Die Bildung der Zukunft als "verdichteter und lebenslanger Lernprozeß" soll nach den Vorstellungen der Kommission zusätzlich dadurch intensiviert und effektiviert werden,
- daß eine Professionalisierung und akademische Qualifizierung pädagogischer Tätigkeiten auch dort eingeführt wird, wo sie bisher in Deutschland nicht gegeben ist, d.h. insbesondere bei der Vorschulerziehung, der Weiterbildung und der Bildungsberatung; der Professionalisierungsprozeß soll dort ergänzt werden, wo die Ausbildung und Tätigkeit bisher angeblich ineffektiv, beliebig oder einseitig war - nach Auffassung der Kommission zum Beispiel im Bereich der heutigen Lehrerbildung;
- daß auf allen Ebenen eine Modularisierung, Sequenzialisierung und Standardisierung, auch eine nationale oder gar internationale Standardisierung (!) der Inhalte und Lernanforderungen konsequent durchsetzt wird;
- daß vor jeder Bildungsstufe eine fachkundige und professionelle Diagnose und nach jedem Bildungsabschnitt eine ebensolche regelmäßige Evaluierung durchgeführt wird;
- daß eine Objektivierung und Zentralisierung der Prüfungen auf allen Übergangsstellen des Schulsystems und des tertiären Bereichs stattfindet (S. 193).

Vom Recht auf Bildung zur staatlich kontrollierten Bildungspflicht

In einem Gutachten zur Zukunft der Bildung, in Auftrag gegeben von und verfaßt für einen Interessenverband der Privatwirtschaft, überrascht im politischen Meinungsklima Anfang des 21. Jahrhunderts nicht, daß die Effektivierung des verdichteten und lebenslangen Lernprozesses aller Bürgerinnen und Bürger durch einen weitgehenden Rückzug des Staates aus dem Bildungssystem erwartet und in Aussicht gestellt wird. Der Einfluß des Staates soll ersetzt werden durch die Konkurrenz privater Anbieter im Sekundarbereich, im Hochschulbereich und im Bereich der Fort- und Weiterbildung. Der Staat soll sich in Zukunft als Anbieter und Finanzier nicht nur auf einen Kernbereich im Primarschulwesen und bei der wissenschaftlichen Forschung sowie bei der Bereitstellung von leistungsbezogenen Stipendien für befähigte Bedürftige konzentrieren; er soll auch die Qualitätssicherung, die Zertifizierung und Anerkennung von Bildungsangeboten entweder den Anbietern selbst oder den assessments und ratings privater Agenturen überlassen. Es liegt in dieser Logik, daß sich die Kommission ausdrücklich und programmatisch zu einer "Ökonomisierung der Bildung" bekennt. Sie versteht darunter die Strategie, "das Bildungssystem mit Steuerungsregeln aus dem Unternehmensbereich zu reformieren" (S. 323).
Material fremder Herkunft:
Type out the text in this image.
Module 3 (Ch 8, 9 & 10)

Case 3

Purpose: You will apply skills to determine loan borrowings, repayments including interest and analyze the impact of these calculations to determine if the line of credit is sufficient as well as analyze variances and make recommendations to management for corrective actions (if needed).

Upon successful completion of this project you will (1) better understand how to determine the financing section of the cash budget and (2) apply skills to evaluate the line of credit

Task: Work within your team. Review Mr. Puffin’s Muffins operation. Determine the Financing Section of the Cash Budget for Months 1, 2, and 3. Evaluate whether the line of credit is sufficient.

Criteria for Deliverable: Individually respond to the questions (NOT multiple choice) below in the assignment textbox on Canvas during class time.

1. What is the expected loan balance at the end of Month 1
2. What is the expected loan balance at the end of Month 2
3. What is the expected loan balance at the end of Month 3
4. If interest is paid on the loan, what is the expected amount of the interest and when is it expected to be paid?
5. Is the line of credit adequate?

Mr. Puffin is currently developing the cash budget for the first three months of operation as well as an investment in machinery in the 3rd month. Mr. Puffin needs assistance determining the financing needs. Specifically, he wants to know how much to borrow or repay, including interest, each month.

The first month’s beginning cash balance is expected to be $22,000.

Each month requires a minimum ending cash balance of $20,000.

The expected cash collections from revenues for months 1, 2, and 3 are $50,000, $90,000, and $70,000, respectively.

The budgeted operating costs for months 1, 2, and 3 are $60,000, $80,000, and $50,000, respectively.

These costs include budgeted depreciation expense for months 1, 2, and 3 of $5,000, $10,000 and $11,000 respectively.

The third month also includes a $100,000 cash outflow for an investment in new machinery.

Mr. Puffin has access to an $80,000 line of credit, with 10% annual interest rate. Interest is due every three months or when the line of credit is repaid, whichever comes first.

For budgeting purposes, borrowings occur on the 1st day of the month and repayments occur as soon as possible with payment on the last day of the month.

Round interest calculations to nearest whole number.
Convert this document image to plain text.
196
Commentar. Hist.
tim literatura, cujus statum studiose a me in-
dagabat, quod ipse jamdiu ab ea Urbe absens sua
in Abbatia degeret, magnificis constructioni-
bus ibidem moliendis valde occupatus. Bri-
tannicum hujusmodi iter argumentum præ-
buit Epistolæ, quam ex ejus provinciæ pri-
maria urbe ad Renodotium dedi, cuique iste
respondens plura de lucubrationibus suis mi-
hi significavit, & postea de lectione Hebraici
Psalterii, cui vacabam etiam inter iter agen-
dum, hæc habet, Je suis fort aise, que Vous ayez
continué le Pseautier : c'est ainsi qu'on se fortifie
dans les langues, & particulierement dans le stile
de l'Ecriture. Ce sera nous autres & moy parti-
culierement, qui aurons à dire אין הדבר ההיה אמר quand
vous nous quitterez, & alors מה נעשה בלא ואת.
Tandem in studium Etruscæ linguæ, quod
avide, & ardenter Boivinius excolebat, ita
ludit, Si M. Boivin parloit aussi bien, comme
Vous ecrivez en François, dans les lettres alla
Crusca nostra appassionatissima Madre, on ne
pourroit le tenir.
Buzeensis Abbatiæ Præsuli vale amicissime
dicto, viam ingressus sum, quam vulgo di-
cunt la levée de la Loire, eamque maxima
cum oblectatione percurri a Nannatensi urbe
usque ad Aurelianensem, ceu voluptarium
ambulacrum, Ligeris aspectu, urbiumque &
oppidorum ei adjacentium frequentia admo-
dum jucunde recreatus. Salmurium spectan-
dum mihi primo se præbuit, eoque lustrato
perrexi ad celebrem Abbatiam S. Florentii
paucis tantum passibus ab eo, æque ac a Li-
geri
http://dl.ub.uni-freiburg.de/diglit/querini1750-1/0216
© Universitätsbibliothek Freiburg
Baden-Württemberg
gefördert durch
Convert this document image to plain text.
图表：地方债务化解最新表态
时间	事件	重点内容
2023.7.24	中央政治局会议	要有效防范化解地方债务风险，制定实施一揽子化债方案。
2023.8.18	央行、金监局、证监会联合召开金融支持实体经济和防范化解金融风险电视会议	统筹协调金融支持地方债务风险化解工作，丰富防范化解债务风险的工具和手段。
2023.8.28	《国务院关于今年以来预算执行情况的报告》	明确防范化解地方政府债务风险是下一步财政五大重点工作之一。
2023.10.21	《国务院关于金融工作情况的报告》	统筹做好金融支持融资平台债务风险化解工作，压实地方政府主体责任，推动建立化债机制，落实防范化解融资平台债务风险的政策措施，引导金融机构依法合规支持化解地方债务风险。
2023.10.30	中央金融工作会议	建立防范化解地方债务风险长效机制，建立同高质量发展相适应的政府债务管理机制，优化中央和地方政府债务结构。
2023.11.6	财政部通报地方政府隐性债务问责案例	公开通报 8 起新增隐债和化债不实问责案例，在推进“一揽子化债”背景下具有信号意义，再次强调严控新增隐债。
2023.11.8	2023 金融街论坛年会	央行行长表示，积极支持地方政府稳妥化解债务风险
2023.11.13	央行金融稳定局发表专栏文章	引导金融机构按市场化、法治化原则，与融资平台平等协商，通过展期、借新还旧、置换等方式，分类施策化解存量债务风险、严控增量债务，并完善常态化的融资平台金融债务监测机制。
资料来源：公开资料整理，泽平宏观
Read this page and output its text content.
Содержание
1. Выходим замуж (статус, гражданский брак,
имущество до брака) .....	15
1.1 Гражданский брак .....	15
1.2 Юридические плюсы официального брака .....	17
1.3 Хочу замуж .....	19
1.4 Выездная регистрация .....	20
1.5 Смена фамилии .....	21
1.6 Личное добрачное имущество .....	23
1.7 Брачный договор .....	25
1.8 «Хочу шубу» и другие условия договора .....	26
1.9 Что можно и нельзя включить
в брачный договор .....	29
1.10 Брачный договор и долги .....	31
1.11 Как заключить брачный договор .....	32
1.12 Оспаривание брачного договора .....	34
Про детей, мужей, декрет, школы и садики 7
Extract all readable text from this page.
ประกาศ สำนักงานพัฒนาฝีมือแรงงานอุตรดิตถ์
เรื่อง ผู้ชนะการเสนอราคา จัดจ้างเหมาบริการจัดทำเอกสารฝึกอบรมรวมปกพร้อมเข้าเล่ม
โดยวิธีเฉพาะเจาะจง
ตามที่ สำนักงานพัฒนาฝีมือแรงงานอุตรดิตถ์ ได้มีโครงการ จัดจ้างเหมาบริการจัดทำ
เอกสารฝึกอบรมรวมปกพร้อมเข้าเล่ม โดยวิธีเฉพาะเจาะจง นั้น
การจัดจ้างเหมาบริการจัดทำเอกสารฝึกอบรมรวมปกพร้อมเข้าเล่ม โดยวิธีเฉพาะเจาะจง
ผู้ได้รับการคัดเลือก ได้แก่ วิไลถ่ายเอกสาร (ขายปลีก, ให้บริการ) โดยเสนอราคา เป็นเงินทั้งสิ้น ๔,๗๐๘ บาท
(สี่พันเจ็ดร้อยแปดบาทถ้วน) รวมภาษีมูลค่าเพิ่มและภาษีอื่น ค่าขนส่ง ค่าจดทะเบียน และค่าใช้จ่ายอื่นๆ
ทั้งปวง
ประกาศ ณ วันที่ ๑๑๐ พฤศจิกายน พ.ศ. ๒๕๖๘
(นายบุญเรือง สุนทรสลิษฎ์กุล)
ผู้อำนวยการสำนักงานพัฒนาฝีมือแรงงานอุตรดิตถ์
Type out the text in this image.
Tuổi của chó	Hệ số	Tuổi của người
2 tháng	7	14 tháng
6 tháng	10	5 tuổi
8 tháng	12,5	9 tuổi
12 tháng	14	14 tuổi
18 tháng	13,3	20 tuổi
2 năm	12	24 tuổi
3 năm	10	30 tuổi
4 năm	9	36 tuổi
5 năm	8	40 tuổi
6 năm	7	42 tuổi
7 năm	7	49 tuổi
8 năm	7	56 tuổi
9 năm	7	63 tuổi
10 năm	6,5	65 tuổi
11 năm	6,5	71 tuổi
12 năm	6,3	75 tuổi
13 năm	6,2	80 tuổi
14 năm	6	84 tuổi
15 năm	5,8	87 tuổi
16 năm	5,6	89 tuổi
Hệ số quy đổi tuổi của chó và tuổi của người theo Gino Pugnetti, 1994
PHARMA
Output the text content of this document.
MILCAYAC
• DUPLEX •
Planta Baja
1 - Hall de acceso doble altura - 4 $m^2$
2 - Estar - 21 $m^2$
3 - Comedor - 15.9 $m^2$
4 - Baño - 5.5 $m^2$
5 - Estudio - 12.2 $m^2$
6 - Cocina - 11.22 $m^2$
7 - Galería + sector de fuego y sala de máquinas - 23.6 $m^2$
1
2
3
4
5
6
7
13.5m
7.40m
Die meisten dieser Forderungen der Kommission sind nicht neu, sie liegen auf der Linie der Empfehlungen anderer Gutachten und Texte aus den letzten Jahren zu einer Reform unseres Bildungssystems, teilweise wurden und werden sie schon in Deutschland erprobt, eingeführt oder geplant.

In einer Hinsicht aber eröffnet das Gutachten neue Dimensionen der Bildung, einer Ökonomisierung der Bildung, die bisher in keinem Gutachten zur Reform unserer Gesellschaft und schon gar nicht aus den Milieus der ökonomischen und pädagogischen Eliten zu lesen und zu hören waren.

Bisher war von diesen Milieus in Aussicht gestellt worden, ein Abbau der staatlichen Bürokratien, die angeblich alle Potentiale der einzelnen Schulen und Hochschulen zur Reform und Effektivitätssteigerung erstickt hätten, würde eine neue Dynamik entfalten; die neue Konkurrenz zwischen den staatlichen Institutionen und den privaten Bildungsanbietern werde bei allen mehr Effizienz und Exzellenz und bei allen Beteiligten ein neues Denken bewirken; durch ein neues Anbieter-Kunden-Verhältnis würde im Bildungssystem der Zukunft mehr Demokratie realisiert werden als durch die bisherigen Formen der Mitbestimmung, die angeblich nur "Interessengruppen" stabilisiert und Innovationen verhindert hätten. So steht es auch in diesem Gutachten.

Doch das Versprechen und der Optimismus, durch Deregulierung, Privatisierung und Konkurrenz würde auch im Bildungswesen ein selbsttragender Prozeß ausgelöst, der auf die einzelnen Bürger, die neuen Bildungsinstitutionen und die Gesellschaft insgesamt eine positive, vor allem positive erzieherische Wirkung ausüben werde - gerade dieser Optimismus in bezug auf ein neues Reich der Freiheit und Liberalität wird in dem Text nicht durchgehalten. Statt dessen wird den einzelnen Bürgern und ihren Kindern nicht zugetraut, sich richtig zu verhalten, richtige Bildungs- und Berufswege zu wählen, sich wirklich den Habitus des lebenslangen ernsthaften Lerners und Arbeiters anzueignen, mehr Geld als bisher in ihre Bildung zu investieren, die Kinder dazu schon frühzeitig anzuhalten usw.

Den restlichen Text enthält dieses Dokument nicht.